What is the cost of data breaches to businesses? Just how much do data protection breaches cost? What’s all the fuss about?
On July 27, 2022, IBM Security published its annual report, ‘Cost of a Data Breach Report’, and its findings justify businesses’ concerns and motivations to ensure compliance with data protection and information security laws.
It is estimated that the global average cost of a data breach has reached an all-time high: $4.35 million – meaning costs have increased by nearly 13 per cent over these past two years alone.
As a result, the report finds, it is the consumers who ultimately bear the consequences of these breaches since their data is at risk, and 60 per cent of businesses are said to have raised their prices as a consequence to the data breach.
It is a fact well-known that the GDPR and information security laws have created a high standard of importance for businesses when it comes to processing data. However, it is not just the GDPR that has reinforced a culture of strong data protection principles, but also the increased risks of criminal cyber security attacks, human error and system glitches which cause data breaches.

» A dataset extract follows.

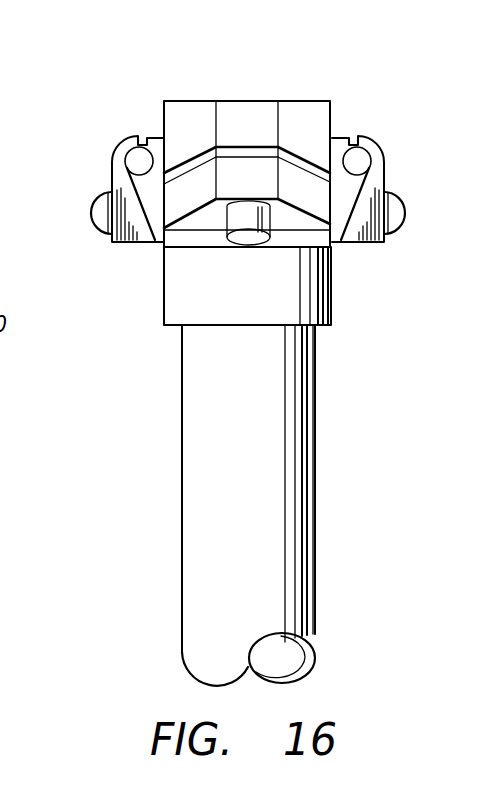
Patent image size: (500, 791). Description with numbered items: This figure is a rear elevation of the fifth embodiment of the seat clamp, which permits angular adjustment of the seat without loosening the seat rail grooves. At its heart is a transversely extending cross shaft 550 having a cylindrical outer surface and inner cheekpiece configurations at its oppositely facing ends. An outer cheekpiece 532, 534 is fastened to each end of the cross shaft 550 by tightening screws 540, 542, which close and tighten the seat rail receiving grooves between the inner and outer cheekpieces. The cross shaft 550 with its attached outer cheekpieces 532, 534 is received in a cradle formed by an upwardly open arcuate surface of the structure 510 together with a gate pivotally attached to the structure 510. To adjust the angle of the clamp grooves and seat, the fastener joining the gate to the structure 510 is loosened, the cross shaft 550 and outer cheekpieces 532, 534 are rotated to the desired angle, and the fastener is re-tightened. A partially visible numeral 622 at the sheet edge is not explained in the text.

The GDPR has tasked the data controller – and therefore, businesses – to not only ensure compliance with the law but also to be able to show compliance and prove compliance. Failure to do so would result in significant fines and exposure to litigation.
So, how can you ensure that your business is on the ball?
Businesses’ first step is to familiarise themselves with data protection legislation and engage with privacy professionals and lawyers to enact a holistic strategy and framework.
The benefits of having a Privacy Program not only includes compliance with GDPR and the reduction of risk, but it also enhances the company’s public trust and brand. Therefore, your business should have an organisational privacy vision which encapsulates all aspects of data protection and security across all departments.
Businesses, as data controllers, must have clear data maps which record the personal information collected and processed, while also having a strong understanding of the privacy and data protection laws and regulations which are in-scope to the organisation.
This can only be done with the collaboration of all departments within the business – there is no compliance unless all departments within an organisation are included in the privacy framework and strategy.
How can you ensure all departments are in line? Including all departments in the company-wide frameworks and strategy is only the first step in ensuring compliance.
Data protection should be integrated and embedded in every aspect of the running of any business, company and organisation- Luana Farrugia
The privacy professionals will need to determine who collects and uses personal information, what types of personal information are held company-wide, where the data is stored and for how long, is data transferred to third parties – if so, to whom and where?
Having clear records of data processing would indicate that your business is serious about protecting its clients’ data and safeguarding their rights at law.
Another crucial pillar to privacy management is having the appropriate technical and environmental practices in place. From ensuring that only authorised personnel have access to physical cabinets containing personal information, to having two-factor authentications in place, to installing the right software across all the business’ computer network, the data controller must contemplate every aspect of data processing.
Are your tech programs compliant? Can your data processors, including payroll companies and all external third-party vendors prove and match your level of desired concern and protection?
While a particular tech privacy product is not enough to be compliant, these products together with a robust tech security system may be the missing piece your business has been looking for to complete its compliance requirements.
To achieve compliance, companies and organisations are also recognising the vital importance of training and informing their staff of privacy policies and the principles of the GDPR. It is the employer’s duty to ensure that employees processing personal information are aware of the company’s policies, and what data protection entails.
Employees should also be trained to recognise data access requests and identify data incidents and data breaches. Moreover, since data breach incidents expose the business to legal exposure and liability, an action plan detailing the company’s approach and response plan is crucial to minimise further damage and to minimise risks and liability.
One must always keep in mind that under the GDPR, certain data breaches must be immediately reported to the Information and Data Protection Commissioner without delay, usually within 72 hours.
The above is but a small portion of how to ensure your business is on the ball and is adequately protected and compliant with the law. Despite information privacy and security programs are often not revenue-generating, they help get a business compliant with the law, and reduce the risks of high fines as a result of data incidents.
Data protection should be integrated and embedded in every aspect of the running of any business, company and organisation.
Luana Farrugia is an associate at Valletta Legal.